DocuSign (DOCU -1.15%) has taken investors on a wild ride since its IPO in 2018. The e-signature services leader went public at $29, skyrocketed to an all-time high of $310.05 on Sept. 3, 2021, but now trades at $41. A $10,000 investment in its IPO would have grown to nearly $107,000 before shrinking back to about $14,000.

A 40% return in five years isn't too bad, but it likely disappointed investors who had expected DocuSign to generate bigger multibagger gains. Could this out-of-favor growth stock still help you retire as a millionaire over the next few decades?

A happy couple is showered with cash.

Image source: Getty Images.

The mathematical path to a million dollars

Let's assume you have $10,000 to invest and 30 years until retirement. If that investment appreciates at a compound annual growth rate (CAGR) of 17% over the next three decades, it will be worth $1,000,000 by the final year.

DocuSign's annual revenue grew at a CAGR of 37% between fiscal 2019 and fiscal 2023 (which ended on Jan. 31). Its growth accelerated during the pandemic as more people relied on digital signatures and contracts, but it subsequently suffered a slowdown over the past two years as the macro headwinds drove companies to rein in their spending.

Metric

FY 2019

FY 2020

FY 2021

FY 2022

FY 2023

Billings Growth

34%

38%

56%

37%

13%

Revenue Growth

35%

39%

49%

45%

19%

Data source: DocuSign.

DocuSign expects its revenue to only rise 9% in fiscal 2024, while analysts expect its revenue to only grow at a CAGR of 8% from fiscal 2023 to fiscal 2026. That's not a promising start toward generating a 100-bagger gain in 30 years.

DocuSign could still grow and evolve

We should take those estimates with a grain of salt, but DocuSign might be running out of room to grow. It already controls about 70% of the e-signature services market, but competitors like Adobe (ADBE 0.53%) Sign and Dropbox (DBX 5.22%) Sign might gain ground by bundling their services into their more diversified ecosystems.

On the bright side, the global digital signature market could still grow at a CAGR of 35% from 2023 to 2030, according to Fortune Business Insights -- so there might be enough room for DocuSign and its rivals to grow without trampling each other.

DocuSign's growth could also accelerate again as the macro environment improves and it expands its ecosystem beyond e-signature services. Its new CEO, Allan Thygesen, who took the helm last October, has already directed the company to widen its moat with new artificial intelligence (AI) services, digital contract tools, and deeper integrations with Microsoft Teams, Zoom, Salesforce's Slack, and other enterprise collaboration platforms.
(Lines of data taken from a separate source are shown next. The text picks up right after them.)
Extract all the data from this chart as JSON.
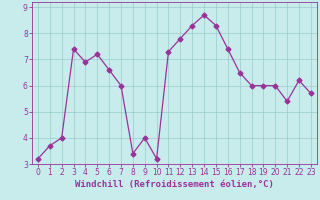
{
  "x": [
    0,
    1,
    2,
    3,
    4,
    5,
    6,
    7,
    8,
    9,
    10,
    11,
    12,
    13,
    14,
    15,
    16,
    17,
    18,
    19,
    20,
    21,
    22,
    23
  ],
  "y": [
    3.2,
    3.7,
    4.0,
    7.4,
    6.9,
    7.2,
    6.6,
    6.0,
    3.4,
    4.0,
    3.2,
    7.3,
    7.8,
    8.3,
    8.7,
    8.3,
    7.4,
    6.5,
    6.0,
    6.0,
    6.0,
    5.4,
    6.2,
    5.7
  ],
  "line_color": "#993399",
  "marker": "D",
  "marker_size": 2.5,
  "bg_color": "#c8ecec",
  "plot_bg_color": "#c8ecec",
  "grid_color": "#99cccc",
  "xlabel": "Windchill (Refroidissement éolien,°C)",
  "ylim": [
    3.0,
    9.2
  ],
  "xlim": [
    -0.5,
    23.5
  ],
  "yticks": [
    3,
    4,
    5,
    6,
    7,
    8,
    9
  ],
  "xticks": [
    0,
    1,
    2,
    3,
    4,
    5,
    6,
    7,
    8,
    9,
    10,
    11,
    12,
    13,
    14,
    15,
    16,
    17,
    18,
    19,
    20,
    21,
    22,
    23
  ],
  "tick_label_size": 5.5,
  "tick_color": "#993399",
  "spine_color": "#993399",
  "xlabel_color": "#993399",
  "xlabel_fontsize": 6.5
}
That expansion could help DocuSign evolve into a more diversified enterprise software company.

During DocuSign's latest conference call in September, Thygesen said the company was still "planning and executing toward further acceleration in the years to come." CFO Blake Grayson also said it was still spending "70-plus percent" of its time trying to figure out how to "really reaccelerate growth" beyond its current macro challenges.

But DocuSign also looks historically cheap

At its all-time high, DocuSign's market cap hit $61 billion, or 29 times the revenue it would generate in fiscal 2022. That nosebleed valuation became unsustainable as interest rates rose, but it currently has a market cap of just $8.4 billion -- which is just three times the revenue it's expected to generate in fiscal 2024.

DocuSign might not be able to achieve a 17% CAGR over the next three decades. But if it evolves, expands, and grows its top line at a stable CAGR of 10% over the next 30 years, its annual revenue would rise from $2.5 billion in fiscal 2023 to $44 billion in fiscal 2053. If it's still trading at three times sales by then, its market cap would reach $132 billion -- which would turn a $10,000 investment today into nearly $160,000. Even if its price-to-sales ratio rises, it still seems unlikely DocuSign can turn a $10,000 investment into $1 million on its own within the next three decades.

Don't put all your eggs in one basket

It's generally a bad idea to hope a single stock funds your entire retirement. Therefore, DocuSign might not be a millionaire-maker stock, but it could belong in a more diversified portfolio filled with other potential multibaggers. So, for now, investors should focus on DocuSign's ability to widen its moat, expand its ecosystem, and reaccelerate its revenue and billings growth. If it can achieve those three near-term goals, it might be worth buying as a long-term investment again.